Monday, July 16, 2007

Harvest a Rainbow

Hard work pays off. 2 lbs of beans (4 kinds), 6 Sungold Cherry tomatoes, 4 Tumbling Tom Red Cherry Tomatoes,
3 Mini Red Bell Peppers, 1 Sweeter Yet Cucumber, & some Blueberries.

If it hasn't been made clear yet, I like color. I like to plant veggies in many colors and enjoy looking at them, as much as eating them. Variety is the spice of life, so whenever possible, I grow more than one type of each vegetable I grow. Who says a tomato has to be red? Certainly not me!

I like to see the veggies as they grow on the plant. As consumers, we are removed from our food and how it grows. All we see is the finished product neatly displayed in masses on supermarket shelves. We forget the work it takes for the farmer to produce it, and the wonder of the workings of nature.

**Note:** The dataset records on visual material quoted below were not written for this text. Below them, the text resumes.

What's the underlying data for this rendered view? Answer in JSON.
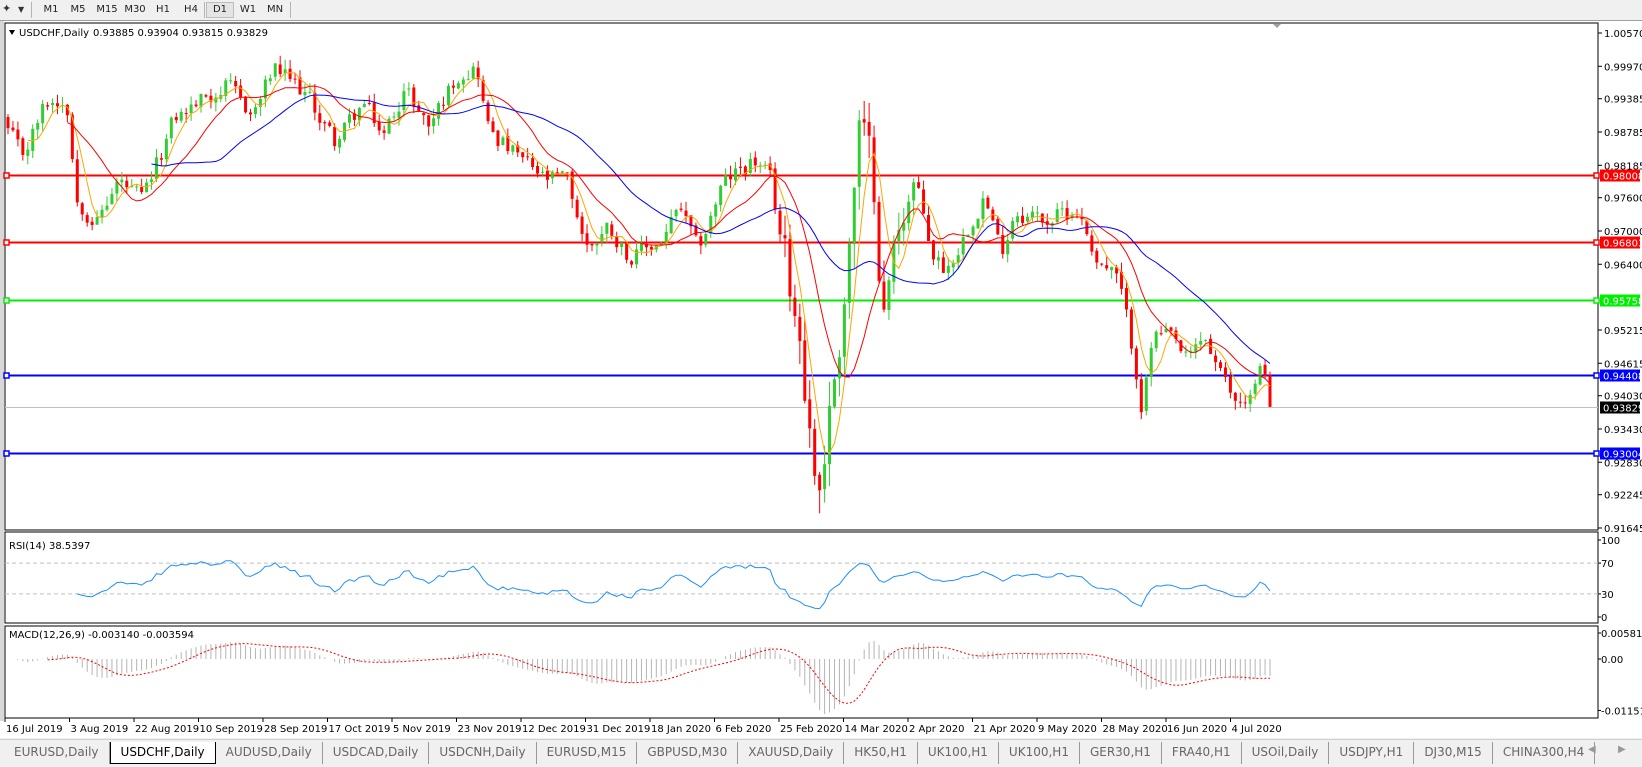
{
  "toolbar": {
    "timeframes": [
      "M1",
      "M5",
      "M15",
      "M30",
      "H1",
      "H4",
      "D1",
      "W1",
      "MN"
    ],
    "active": "D1"
  },
  "chart": {
    "symbol_title": "USDCHF,Daily",
    "ohlc": "0.93885 0.93904 0.93815 0.93829",
    "current_price": "0.93829",
    "colors": {
      "bull": "#32cd32",
      "bear": "#ff0000",
      "ma_fast": "#ffa500",
      "ma_mid": "#ff0000",
      "ma_slow": "#0000ff",
      "rsi": "#1e90ff",
      "macd_hist": "#b4b4b4",
      "macd_signal": "#ff0000"
    },
    "price_axis": [
      "1.00570",
      "0.99970",
      "0.99385",
      "0.98785",
      "0.98185",
      "0.97600",
      "0.97000",
      "0.96400",
      "0.95215",
      "0.94615",
      "0.94030",
      "0.93430",
      "0.92830",
      "0.92245",
      "0.91645"
    ],
    "horizontal_lines": [
      {
        "price": "0.98008",
        "color": "#ff0000"
      },
      {
        "price": "0.96803",
        "color": "#ff0000"
      },
      {
        "price": "0.95758",
        "color": "#00ee00"
      },
      {
        "price": "0.94408",
        "color": "#0000ff"
      },
      {
        "price": "0.93004",
        "color": "#0000ff"
      }
    ],
    "price_path": [
      [
        "2019-07-16",
        0.988
      ],
      [
        "2019-07-20",
        0.983
      ],
      [
        "2019-07-27",
        0.993
      ],
      [
        "2019-08-02",
        0.994
      ],
      [
        "2019-08-05",
        0.976
      ],
      [
        "2019-08-11",
        0.972
      ],
      [
        "2019-08-17",
        0.979
      ],
      [
        "2019-08-24",
        0.975
      ],
      [
        "2019-08-29",
        0.983
      ],
      [
        "2019-09-02",
        0.99
      ],
      [
        "2019-09-11",
        0.994
      ],
      [
        "2019-09-17",
        0.996
      ],
      [
        "2019-09-25",
        0.991
      ],
      [
        "2019-10-01",
        0.999
      ],
      [
        "2019-10-10",
        0.995
      ],
      [
        "2019-10-19",
        0.986
      ],
      [
        "2019-10-27",
        0.993
      ],
      [
        "2019-11-02",
        0.987
      ],
      [
        "2019-11-08",
        0.996
      ],
      [
        "2019-11-15",
        0.989
      ],
      [
        "2019-11-24",
        0.999
      ],
      [
        "2019-11-29",
        1.0
      ],
      [
        "2019-12-02",
        0.989
      ],
      [
        "2019-12-11",
        0.983
      ],
      [
        "2019-12-19",
        0.979
      ],
      [
        "2019-12-25",
        0.979
      ],
      [
        "2019-12-31",
        0.967
      ],
      [
        "2020-01-06",
        0.971
      ],
      [
        "2020-01-13",
        0.965
      ],
      [
        "2020-01-21",
        0.968
      ],
      [
        "2020-01-27",
        0.974
      ],
      [
        "2020-02-01",
        0.966
      ],
      [
        "2020-02-08",
        0.978
      ],
      [
        "2020-02-17",
        0.983
      ],
      [
        "2020-02-22",
        0.979
      ],
      [
        "2020-02-26",
        0.966
      ],
      [
        "2020-03-02",
        0.951
      ],
      [
        "2020-03-05",
        0.932
      ],
      [
        "2020-03-07",
        0.923
      ],
      [
        "2020-03-10",
        0.936
      ],
      [
        "2020-03-13",
        0.95
      ],
      [
        "2020-03-16",
        0.968
      ],
      [
        "2020-03-19",
        0.989
      ],
      [
        "2020-03-23",
        0.979
      ],
      [
        "2020-03-26",
        0.955
      ],
      [
        "2020-03-31",
        0.974
      ],
      [
        "2020-04-04",
        0.979
      ],
      [
        "2020-04-09",
        0.966
      ],
      [
        "2020-04-13",
        0.963
      ],
      [
        "2020-04-18",
        0.969
      ],
      [
        "2020-04-24",
        0.977
      ],
      [
        "2020-04-29",
        0.966
      ],
      [
        "2020-05-03",
        0.974
      ],
      [
        "2020-05-12",
        0.972
      ],
      [
        "2020-05-21",
        0.974
      ],
      [
        "2020-05-27",
        0.965
      ],
      [
        "2020-06-02",
        0.961
      ],
      [
        "2020-06-07",
        0.946
      ],
      [
        "2020-06-09",
        0.938
      ],
      [
        "2020-06-12",
        0.951
      ],
      [
        "2020-06-18",
        0.95
      ],
      [
        "2020-06-22",
        0.946
      ],
      [
        "2020-06-27",
        0.951
      ],
      [
        "2020-07-03",
        0.942
      ],
      [
        "2020-07-06",
        0.939
      ],
      [
        "2020-07-11",
        0.941
      ],
      [
        "2020-07-14",
        0.946
      ],
      [
        "2020-07-16",
        0.93829
      ]
    ]
  },
  "rsi": {
    "label": "RSI(14) 38.5397",
    "levels": [
      "100",
      "70",
      "30",
      "0"
    ]
  },
  "macd": {
    "label": "MACD(12,26,9) -0.003140 -0.003594",
    "levels": [
      "0.005818",
      "0.00",
      "-0.011514"
    ]
  },
  "date_axis": [
    "16 Jul 2019",
    "3 Aug 2019",
    "22 Aug 2019",
    "10 Sep 2019",
    "28 Sep 2019",
    "17 Oct 2019",
    "5 Nov 2019",
    "23 Nov 2019",
    "12 Dec 2019",
    "31 Dec 2019",
    "18 Jan 2020",
    "6 Feb 2020",
    "25 Feb 2020",
    "14 Mar 2020",
    "2 Apr 2020",
    "21 Apr 2020",
    "9 May 2020",
    "28 May 2020",
    "16 Jun 2020",
    "4 Jul 2020"
  ],
  "tabs": [
    {
      "label": "EURUSD,Daily",
      "active": false
    },
    {
      "label": "USDCHF,Daily",
      "active": true
    },
    {
      "label": "AUDUSD,Daily",
      "active": false
    },
    {
      "label": "USDCAD,Daily",
      "active": false
    },
    {
      "label": "USDCNH,Daily",
      "active": false
    },
    {
      "label": "EURUSD,M15",
      "active": false
    },
    {
      "label": "GBPUSD,M30",
      "active": false
    },
    {
      "label": "XAUUSD,Daily",
      "active": false
    },
    {
      "label": "HK50,H1",
      "active": false
    },
    {
      "label": "UK100,H1",
      "active": false
    },
    {
      "label": "UK100,H1",
      "active": false
    },
    {
      "label": "GER30,H1",
      "active": false
    },
    {
      "label": "FRA40,H1",
      "active": false
    },
    {
      "label": "USOil,Daily",
      "active": false
    },
    {
      "label": "USDJPY,H1",
      "active": false
    },
    {
      "label": "DJ30,M15",
      "active": false
    },
    {
      "label": "CHINA300,H4",
      "active": false
    }
  ]
}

Tumbling Tom Red Cherry Tomato, can be grown by anyone with a hanging basket and a spot of full sun.

Thanks to the advances of modern civilization, we can get any type of produce, any time of year, flown in from around the globe. We lose touch with the natural rhythm of the seasons. The anticipation of a ripe tomato, warmed by the sun, is replaced by the instant gratification of the perfectly red round tomatoes available in the winter, but how do they taste?

Sungold Cherry Tomatoes ripe for picking.

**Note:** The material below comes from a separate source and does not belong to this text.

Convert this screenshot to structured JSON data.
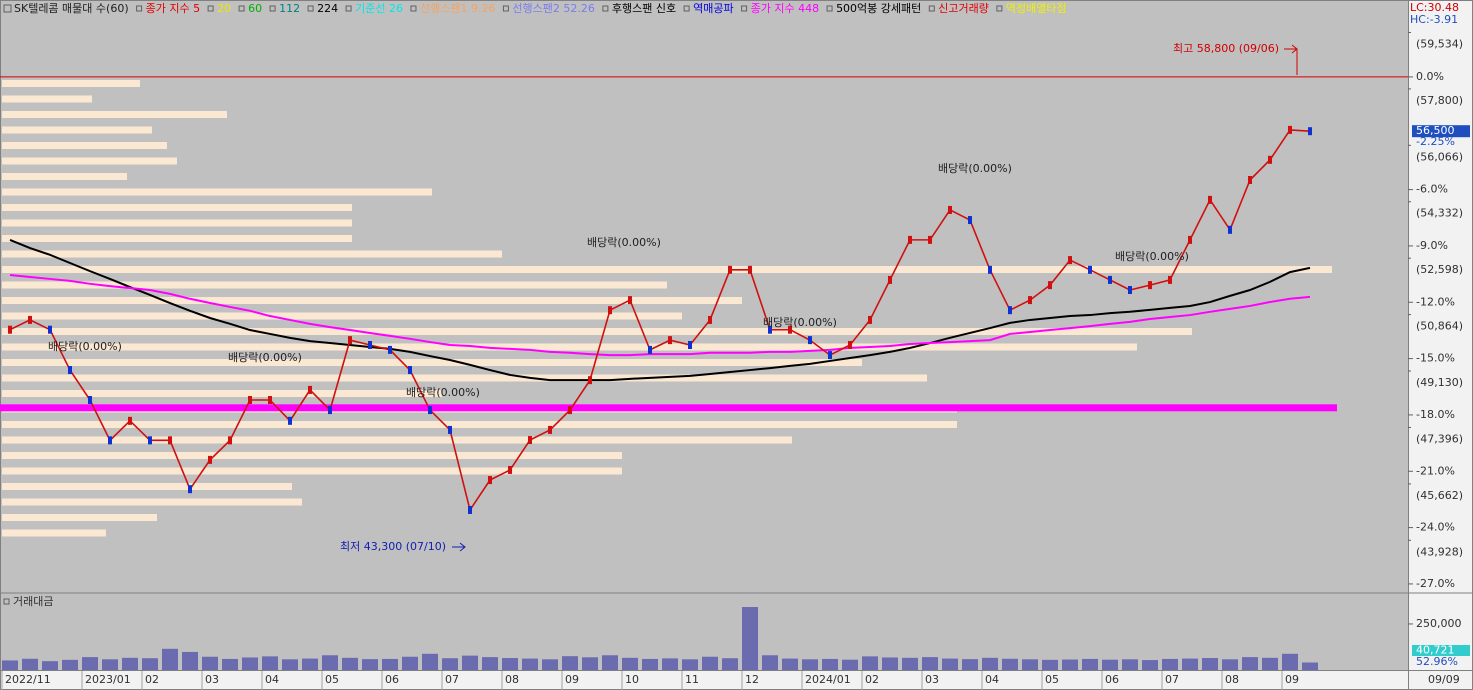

Above you see a picture of Sungold Cherry Tomato. This hybrid tomato is grown by a lot of folks, including people who consider themselves to be heirloom growers (who otherwise don't grow hybrids). It is a well loved tomato. Now I could have cropped this picture differently, showing more of the right and leaving out the not so pretty vinyl garden tape wrapped around the stem. But I wanted to illustrate something really cool about tomatoes. They are very, very resilient. Early in the season, I accidentally broke this branch, about half way through. It was still attached, but hanging by a thread. I wrapped the tape around the wound and the tomato healed itself. I've even known gardeners to use bandaids. I just use the stretchy vinyl tape that I usually have with me to tie things up around the garden and it works for me. This tomato went on to grow beyond that break and seems no worse for wear.

Miniature Red Bell Peppers are ripening before the normal size peppers in my garden.

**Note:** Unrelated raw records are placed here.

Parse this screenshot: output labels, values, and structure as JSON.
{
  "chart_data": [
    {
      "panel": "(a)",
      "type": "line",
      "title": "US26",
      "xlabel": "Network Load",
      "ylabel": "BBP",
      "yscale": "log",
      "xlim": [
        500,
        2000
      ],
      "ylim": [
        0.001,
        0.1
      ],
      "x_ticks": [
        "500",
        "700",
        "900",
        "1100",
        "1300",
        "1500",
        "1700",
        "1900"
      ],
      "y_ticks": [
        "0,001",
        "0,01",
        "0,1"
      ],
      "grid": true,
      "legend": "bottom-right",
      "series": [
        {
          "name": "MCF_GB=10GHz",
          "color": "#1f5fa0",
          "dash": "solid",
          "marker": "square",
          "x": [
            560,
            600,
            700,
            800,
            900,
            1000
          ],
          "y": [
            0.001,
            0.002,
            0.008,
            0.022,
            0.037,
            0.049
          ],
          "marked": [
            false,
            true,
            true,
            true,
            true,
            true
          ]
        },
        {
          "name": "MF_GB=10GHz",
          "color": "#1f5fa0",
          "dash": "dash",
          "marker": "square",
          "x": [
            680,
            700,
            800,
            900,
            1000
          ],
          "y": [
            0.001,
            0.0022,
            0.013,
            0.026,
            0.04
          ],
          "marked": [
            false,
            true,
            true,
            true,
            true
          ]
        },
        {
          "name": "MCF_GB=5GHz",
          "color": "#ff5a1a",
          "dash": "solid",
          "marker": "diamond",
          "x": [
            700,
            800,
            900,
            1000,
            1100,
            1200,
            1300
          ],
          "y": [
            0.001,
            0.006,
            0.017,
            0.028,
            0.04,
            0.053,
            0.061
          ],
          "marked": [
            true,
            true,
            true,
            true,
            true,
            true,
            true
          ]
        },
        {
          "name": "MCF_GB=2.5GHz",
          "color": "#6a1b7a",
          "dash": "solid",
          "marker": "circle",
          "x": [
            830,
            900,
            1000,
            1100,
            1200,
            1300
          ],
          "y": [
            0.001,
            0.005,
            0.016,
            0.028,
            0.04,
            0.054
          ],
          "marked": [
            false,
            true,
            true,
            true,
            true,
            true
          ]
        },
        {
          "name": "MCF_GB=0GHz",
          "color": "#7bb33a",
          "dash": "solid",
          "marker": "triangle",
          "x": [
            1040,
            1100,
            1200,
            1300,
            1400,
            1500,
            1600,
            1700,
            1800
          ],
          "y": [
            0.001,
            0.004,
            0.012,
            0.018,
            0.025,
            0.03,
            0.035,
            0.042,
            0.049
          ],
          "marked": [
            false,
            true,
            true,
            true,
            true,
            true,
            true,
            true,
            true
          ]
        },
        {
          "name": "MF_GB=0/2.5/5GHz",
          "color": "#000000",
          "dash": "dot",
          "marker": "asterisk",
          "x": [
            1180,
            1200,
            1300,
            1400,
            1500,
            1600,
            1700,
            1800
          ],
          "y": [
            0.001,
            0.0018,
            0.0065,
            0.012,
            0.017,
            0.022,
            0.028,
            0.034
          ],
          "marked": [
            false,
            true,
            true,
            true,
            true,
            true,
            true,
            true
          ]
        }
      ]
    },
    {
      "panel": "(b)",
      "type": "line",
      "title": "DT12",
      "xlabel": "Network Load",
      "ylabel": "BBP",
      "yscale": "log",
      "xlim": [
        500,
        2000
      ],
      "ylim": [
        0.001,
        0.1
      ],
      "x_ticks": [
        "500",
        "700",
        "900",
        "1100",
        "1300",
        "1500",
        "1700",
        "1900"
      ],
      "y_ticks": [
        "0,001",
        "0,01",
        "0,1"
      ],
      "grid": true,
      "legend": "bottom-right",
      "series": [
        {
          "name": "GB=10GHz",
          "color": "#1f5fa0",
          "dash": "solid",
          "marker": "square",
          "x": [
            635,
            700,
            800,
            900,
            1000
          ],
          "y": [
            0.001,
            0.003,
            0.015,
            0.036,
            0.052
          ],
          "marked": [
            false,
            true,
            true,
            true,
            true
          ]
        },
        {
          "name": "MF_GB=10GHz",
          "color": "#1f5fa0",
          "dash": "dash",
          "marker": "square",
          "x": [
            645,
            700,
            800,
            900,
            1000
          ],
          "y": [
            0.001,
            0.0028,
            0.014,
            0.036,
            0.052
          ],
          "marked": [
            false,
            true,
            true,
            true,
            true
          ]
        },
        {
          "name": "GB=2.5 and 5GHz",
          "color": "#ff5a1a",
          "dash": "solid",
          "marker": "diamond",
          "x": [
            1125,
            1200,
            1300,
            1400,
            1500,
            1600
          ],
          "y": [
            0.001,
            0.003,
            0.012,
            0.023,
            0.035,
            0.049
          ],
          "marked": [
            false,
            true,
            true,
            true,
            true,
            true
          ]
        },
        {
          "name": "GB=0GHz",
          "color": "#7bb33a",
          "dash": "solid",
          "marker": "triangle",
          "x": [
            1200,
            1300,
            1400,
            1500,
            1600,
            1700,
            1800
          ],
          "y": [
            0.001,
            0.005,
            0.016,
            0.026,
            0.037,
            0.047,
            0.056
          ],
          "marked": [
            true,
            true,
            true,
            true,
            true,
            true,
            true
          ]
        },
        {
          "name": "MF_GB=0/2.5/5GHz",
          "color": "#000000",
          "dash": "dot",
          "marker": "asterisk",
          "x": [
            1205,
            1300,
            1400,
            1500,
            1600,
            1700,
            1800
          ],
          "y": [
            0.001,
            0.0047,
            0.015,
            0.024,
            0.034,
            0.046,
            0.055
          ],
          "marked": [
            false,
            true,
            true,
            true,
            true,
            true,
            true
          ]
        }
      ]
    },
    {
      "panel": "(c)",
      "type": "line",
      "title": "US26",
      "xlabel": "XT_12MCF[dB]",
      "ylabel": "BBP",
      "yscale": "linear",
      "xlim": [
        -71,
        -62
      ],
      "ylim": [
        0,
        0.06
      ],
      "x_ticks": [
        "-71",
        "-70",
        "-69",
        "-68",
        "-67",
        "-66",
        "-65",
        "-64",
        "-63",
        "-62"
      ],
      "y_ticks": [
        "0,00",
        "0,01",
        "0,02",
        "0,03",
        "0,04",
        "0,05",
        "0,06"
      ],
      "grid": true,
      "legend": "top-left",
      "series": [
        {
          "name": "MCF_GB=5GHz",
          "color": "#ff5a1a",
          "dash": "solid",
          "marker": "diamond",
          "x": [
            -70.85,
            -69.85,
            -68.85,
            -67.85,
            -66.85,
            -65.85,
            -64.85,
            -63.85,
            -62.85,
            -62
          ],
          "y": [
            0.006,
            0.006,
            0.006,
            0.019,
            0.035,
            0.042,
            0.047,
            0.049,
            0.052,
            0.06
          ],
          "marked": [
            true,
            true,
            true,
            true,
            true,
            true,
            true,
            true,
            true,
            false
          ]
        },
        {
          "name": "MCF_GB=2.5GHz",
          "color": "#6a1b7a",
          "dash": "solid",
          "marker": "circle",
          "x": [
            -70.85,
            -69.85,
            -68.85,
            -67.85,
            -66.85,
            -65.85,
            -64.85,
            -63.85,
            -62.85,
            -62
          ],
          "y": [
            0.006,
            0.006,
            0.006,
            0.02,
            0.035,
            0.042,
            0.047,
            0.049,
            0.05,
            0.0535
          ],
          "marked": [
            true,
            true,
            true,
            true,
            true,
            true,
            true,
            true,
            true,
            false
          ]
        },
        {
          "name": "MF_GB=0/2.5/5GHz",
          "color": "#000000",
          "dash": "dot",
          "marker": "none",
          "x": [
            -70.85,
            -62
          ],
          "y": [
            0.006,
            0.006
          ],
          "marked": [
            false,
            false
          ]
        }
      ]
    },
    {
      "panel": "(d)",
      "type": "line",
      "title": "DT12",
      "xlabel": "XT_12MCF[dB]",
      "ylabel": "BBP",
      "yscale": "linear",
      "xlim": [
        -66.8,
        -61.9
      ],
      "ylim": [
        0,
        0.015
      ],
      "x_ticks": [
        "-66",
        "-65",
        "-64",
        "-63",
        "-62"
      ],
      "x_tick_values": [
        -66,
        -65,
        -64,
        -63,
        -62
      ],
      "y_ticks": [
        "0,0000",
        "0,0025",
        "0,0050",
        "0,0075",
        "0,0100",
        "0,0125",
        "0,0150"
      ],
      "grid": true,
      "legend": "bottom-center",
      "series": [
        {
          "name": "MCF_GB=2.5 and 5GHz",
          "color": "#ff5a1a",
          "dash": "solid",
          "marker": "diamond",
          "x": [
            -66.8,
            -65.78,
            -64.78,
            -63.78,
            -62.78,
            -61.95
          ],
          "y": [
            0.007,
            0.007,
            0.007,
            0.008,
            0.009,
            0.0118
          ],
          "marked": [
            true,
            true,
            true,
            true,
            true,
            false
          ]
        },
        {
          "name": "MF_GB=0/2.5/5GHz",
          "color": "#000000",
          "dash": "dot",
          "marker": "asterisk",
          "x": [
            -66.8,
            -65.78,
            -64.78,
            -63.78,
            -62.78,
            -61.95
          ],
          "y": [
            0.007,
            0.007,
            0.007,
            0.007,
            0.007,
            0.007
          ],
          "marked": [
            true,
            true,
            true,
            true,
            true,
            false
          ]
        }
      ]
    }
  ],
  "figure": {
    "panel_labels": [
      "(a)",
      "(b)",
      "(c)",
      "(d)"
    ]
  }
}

Miniature Red Bell Peppers are so cute! They don't have as much growing to do as the full sized bell peppers, and have started to ripen earlier. They're my appetizer peppers. My seed source says these are good for stuffing, and using as an hors d'vour. I'll just take their word for it. The largest one in the photo is only about the size of a ping pong ball.

Purple Beauty Pepper turning from green to purple.

Sorry to say, this guy is not ripening. Not even close, but I thought I'd add him to this post because he is changing color. The purple beauty pepper starts out green, then changes to a deep purple, before ripening to red. You can pick it at any time, but for a sweet flavor, wait for the red color to appear. Patience pays off.

Finally, I am issuing a challenge today to anyone who's reading this and not growing anything edible. My challenge is for you to grow something, and eat it. That is all. It's not too late in the season, you can still grow many crops. Just look on the seed packet info for "days to maturity". The fewer days to maturity, the more time you'll have to enjoy it before the frost. We are approximately 90 days away from the anticipated first frost for my area. Don't have enough room? Even lettuce or some herbs can be grown in a pot on a window ledge or patio. What about seeds? They sell them in many grocery stores, garden centers, or discount stores. You get the most for your money growing from seed. For a really easy start, buy seedlings and stick them in a pot with some potting mix. Grow something. I know you want to.